Originally Posted by
New Statesman
The country of birth most likely to be rejected by a World Cup footballer, to play for somebody else, is France. No fewer than 25 French-born footballers will represent other teams in Brazil, ahead of Germany (14) and Brazil (5). The sole English-born player to play for another country is the Lambeth-born Middlesborough striker Albert Adomah. Having lived in Ghana until he was nine, and who has seized an unlikely chance to play at a World Cup for the Black Stars.
16 of the Algerian squad of 23 being born in France. This partly reflects an active Algerian strategy of diaspora recruitment, broadly similar to that which took the Republic of Ireland to several World Cups. But do the number of French-born players in the Algeria, Cameroon, Ghana and Ivory Coast sides also say something about the shortcomings of French integration?

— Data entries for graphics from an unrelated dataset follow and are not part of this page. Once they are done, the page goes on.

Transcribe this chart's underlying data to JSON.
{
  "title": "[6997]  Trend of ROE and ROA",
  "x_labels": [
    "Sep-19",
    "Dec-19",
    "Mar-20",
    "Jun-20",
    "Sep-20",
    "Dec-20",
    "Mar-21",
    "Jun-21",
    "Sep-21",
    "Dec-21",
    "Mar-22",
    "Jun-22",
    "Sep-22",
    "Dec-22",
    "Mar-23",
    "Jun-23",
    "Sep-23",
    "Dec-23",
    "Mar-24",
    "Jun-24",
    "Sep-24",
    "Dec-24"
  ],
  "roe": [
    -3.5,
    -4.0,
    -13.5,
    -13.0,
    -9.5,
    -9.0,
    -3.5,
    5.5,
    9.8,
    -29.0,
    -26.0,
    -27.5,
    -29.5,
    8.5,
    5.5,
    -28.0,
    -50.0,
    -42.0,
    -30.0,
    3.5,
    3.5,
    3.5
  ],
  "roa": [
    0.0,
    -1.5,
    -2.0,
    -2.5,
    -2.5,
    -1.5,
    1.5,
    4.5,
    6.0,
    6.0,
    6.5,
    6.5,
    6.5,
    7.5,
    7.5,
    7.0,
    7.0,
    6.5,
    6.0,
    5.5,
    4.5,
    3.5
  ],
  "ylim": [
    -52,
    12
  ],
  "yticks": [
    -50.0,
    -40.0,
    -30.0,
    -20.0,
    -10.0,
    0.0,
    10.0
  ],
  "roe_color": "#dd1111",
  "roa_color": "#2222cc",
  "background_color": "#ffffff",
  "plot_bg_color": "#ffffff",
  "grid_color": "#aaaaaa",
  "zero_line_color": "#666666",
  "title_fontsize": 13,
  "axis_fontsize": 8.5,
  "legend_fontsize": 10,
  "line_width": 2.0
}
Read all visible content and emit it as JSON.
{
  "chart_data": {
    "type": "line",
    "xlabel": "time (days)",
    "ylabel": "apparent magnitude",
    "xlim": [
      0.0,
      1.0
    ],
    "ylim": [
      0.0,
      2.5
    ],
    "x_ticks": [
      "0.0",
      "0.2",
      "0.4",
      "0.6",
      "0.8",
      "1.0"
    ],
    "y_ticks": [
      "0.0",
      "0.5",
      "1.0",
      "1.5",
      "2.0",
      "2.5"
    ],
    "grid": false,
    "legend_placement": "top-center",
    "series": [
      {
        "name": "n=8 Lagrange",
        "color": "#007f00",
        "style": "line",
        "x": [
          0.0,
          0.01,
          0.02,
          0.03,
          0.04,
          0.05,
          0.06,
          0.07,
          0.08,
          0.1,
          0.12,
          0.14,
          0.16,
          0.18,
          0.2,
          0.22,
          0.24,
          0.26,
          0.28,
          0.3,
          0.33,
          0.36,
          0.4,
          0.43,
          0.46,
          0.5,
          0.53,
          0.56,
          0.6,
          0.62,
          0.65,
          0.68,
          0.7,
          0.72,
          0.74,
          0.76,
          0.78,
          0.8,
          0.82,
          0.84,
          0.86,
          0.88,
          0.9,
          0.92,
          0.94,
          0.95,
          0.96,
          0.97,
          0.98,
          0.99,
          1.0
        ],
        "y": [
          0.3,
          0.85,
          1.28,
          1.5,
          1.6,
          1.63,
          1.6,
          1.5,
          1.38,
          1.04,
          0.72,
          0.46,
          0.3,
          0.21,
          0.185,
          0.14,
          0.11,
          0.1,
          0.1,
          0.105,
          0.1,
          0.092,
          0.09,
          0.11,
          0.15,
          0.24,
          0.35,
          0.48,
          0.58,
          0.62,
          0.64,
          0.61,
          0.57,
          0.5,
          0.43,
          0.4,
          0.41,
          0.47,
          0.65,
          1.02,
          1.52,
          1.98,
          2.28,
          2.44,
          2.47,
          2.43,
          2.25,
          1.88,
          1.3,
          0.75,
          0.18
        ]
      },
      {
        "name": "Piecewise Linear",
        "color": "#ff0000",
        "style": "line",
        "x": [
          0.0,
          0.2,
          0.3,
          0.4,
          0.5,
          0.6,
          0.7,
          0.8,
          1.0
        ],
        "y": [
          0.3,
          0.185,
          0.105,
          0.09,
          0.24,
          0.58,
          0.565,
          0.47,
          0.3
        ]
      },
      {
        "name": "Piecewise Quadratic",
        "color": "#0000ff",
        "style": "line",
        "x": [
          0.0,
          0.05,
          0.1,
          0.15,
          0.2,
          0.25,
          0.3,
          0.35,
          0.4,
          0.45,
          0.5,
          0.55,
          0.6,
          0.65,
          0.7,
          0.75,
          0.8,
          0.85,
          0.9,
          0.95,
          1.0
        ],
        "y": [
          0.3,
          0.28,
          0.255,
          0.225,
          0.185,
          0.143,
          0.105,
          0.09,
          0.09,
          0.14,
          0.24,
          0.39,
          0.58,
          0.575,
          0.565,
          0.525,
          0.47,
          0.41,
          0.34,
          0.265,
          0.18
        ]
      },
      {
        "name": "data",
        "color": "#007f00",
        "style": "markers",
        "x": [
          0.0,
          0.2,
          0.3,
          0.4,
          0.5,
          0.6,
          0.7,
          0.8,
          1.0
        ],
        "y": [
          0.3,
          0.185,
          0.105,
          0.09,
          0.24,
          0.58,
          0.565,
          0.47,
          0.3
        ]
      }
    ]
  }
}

Cameroon player Assou-Ekotto, born in Arras, France to a French-born mother, thinks that it does. He has spoken about his surprise at finding that his black British Tottenham team-mates naturally think of themselves as English.
He told the Guardian that "the country does not want us to be part of this new France. So we identify ourselves more with our roots. Me playing for Cameroon was a natural and normal thing. I have no feeling for the France national team; it just doesn't exist. When people ask of my generation in France, 'Where are you from?', they will reply Morocco, Algeria, Cameroon or wherever. But what has amazed me in England is that when I ask the same question of people like Lennon and Defoe, they'll say: 'I'm English.' That's one of the things that I love about life here."
France has done rather less with the inclusive patriotism of its World Cup and European champions of 1998 and 2000 than many had anticipated.
Yet the French 2014 squad does again capture the story of migration to France. Two of its players were born abroad - and more than half of the French squad have migrant heritage. Lille midfielder Rio Muavba's father had played at the 1974 World Cup for Zaire. But Muavba's own birth certificate reads "born at sea", as he was born, without a nation, on a boat, as his parents fled the Angolan civil war in 1984, before the family was granted refugee status in France. "I grew up in France, and I am French", Muavba said, when turning down the offer to play for Congo instead.